Haber Merkezi: Dersim katliamında yaşamını yitirenler anıldı. “Hiçbir şeyi unutmadık, hiç bir şeyi affetmedik” denilen açıklamada, yaşamını yitirenlerin mezar yerlerinin açıklanması istendi.
Dersim Emek ve Demokrasi Platformu, Demokratik Alevi Dernekleri ve siyasi partiler tarafından Dersim Katliamında yaşamını yitirenleri andı. 4 Mayıs 1937 tarihinde Bakanlar Kurulu’nun “Tunceli Tenkil Harekatı” kararıyla Dersim’de başlattığı katliamın yıl dönümü nedeniyle çok sayıda kişi Seyit Rıza Meydanı’nda bir araya geldi.

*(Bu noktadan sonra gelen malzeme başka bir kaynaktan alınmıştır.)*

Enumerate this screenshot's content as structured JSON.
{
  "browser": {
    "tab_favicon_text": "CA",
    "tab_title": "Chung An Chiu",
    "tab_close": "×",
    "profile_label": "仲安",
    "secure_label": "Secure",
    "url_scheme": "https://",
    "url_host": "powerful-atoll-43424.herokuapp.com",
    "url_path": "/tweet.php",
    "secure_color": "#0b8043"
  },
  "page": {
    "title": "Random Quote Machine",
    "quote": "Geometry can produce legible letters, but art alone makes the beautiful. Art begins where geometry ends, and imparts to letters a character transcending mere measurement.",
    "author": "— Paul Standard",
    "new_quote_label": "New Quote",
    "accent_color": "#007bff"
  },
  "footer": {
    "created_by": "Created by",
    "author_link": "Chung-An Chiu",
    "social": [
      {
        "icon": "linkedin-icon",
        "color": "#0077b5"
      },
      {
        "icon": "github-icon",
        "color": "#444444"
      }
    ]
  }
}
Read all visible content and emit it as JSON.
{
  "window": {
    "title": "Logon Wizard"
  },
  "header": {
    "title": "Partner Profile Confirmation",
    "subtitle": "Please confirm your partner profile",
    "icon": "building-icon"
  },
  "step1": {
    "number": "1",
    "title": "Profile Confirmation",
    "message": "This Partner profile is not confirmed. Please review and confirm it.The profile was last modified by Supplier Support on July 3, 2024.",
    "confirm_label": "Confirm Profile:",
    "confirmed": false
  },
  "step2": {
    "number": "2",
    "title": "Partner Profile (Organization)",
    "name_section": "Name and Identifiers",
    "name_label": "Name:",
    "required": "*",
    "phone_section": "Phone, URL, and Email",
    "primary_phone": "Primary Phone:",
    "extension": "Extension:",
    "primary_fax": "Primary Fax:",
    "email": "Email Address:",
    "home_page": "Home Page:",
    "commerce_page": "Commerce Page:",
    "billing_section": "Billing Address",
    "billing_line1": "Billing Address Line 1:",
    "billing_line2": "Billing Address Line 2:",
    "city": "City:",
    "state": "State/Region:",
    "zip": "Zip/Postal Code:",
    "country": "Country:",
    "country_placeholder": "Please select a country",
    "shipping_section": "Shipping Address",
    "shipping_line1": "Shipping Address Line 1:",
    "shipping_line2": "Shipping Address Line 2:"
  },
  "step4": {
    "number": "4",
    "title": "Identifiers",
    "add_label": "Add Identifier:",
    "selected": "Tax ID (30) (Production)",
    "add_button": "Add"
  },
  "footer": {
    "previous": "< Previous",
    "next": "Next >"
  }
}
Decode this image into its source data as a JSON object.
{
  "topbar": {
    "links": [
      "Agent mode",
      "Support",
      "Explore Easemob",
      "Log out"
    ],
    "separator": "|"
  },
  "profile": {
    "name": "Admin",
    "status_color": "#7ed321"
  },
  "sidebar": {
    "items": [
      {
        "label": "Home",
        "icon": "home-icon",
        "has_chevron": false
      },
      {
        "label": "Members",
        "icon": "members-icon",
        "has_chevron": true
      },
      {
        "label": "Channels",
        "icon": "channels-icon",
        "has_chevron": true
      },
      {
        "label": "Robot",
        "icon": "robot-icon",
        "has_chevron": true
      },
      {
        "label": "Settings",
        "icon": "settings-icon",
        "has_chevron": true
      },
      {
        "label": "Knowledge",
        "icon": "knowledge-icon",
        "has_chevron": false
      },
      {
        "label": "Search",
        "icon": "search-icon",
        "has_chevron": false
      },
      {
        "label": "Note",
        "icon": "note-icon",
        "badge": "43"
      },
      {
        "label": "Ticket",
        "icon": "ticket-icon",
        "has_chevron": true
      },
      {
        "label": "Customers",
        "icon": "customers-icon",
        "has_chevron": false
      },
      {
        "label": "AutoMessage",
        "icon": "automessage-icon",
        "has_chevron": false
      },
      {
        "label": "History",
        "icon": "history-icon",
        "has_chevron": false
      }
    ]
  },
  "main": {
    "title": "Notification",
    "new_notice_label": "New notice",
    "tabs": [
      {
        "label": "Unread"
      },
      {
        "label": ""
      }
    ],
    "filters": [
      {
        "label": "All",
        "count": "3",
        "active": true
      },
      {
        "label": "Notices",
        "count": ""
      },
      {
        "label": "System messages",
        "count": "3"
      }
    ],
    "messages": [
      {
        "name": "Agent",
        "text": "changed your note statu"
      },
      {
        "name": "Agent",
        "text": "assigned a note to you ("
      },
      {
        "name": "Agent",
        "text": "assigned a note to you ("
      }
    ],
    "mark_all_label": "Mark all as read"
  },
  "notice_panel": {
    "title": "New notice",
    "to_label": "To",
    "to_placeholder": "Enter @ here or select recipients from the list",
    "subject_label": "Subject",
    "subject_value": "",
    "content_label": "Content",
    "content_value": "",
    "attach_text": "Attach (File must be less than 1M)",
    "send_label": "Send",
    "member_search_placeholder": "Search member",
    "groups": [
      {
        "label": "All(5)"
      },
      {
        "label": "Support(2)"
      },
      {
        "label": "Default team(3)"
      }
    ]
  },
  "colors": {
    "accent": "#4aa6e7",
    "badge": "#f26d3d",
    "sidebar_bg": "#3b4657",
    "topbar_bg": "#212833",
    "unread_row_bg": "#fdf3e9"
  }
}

Anmada, katliamda yaşamını yitirenlerin fotoğrafları ile “Ma terteleyê Dersimî xo vîra nêkerd, xo vira nêkemê/Dersim soykırımını unutmadık, unutmayacağız”, “Hiçbir şeyi unutmadık, hiçbir şeyi affetmeyeceğiz” pankartları açıldı.
Anmayı düzenleyen sivil toplum örgütü ve siyasi partiler adına ortak açıklamanın Türkçesini Demokratik Alevi Dernekleri (DAD) Eş Genel Başkanı Kadriye Doğan, Kirmançkî açıklamayı ise HDP Dersim İl Yöneticisi Özcan Ateş yaptı. Türkçe açıklamayı yapan Kadriye Doğan, “Bugün 4 Mayıs. 1937 Dersim soykırımının bizim lisanımızda Dersim Tertelesi’nin yıldönümü. Roza Şae, Dersimin kara günüdür” dedi. Doğan, Cumhuriyet Türkiye’sinin 1925 yılında oluşturduğu ve tahkim ettiği Şark Islahat Planı’yla ülkede çoğunluğu oluşturan Kürt ve Alevi toplumsallığını ortadan kaldırmak, asimile etmek eğer direnç olursa da katletme planını Koçgiri’den başlayarak Şeyh Sait, Ağrı, Zilan, Sason ve en son Dersim’ de uygulamaya başladığını söyledi.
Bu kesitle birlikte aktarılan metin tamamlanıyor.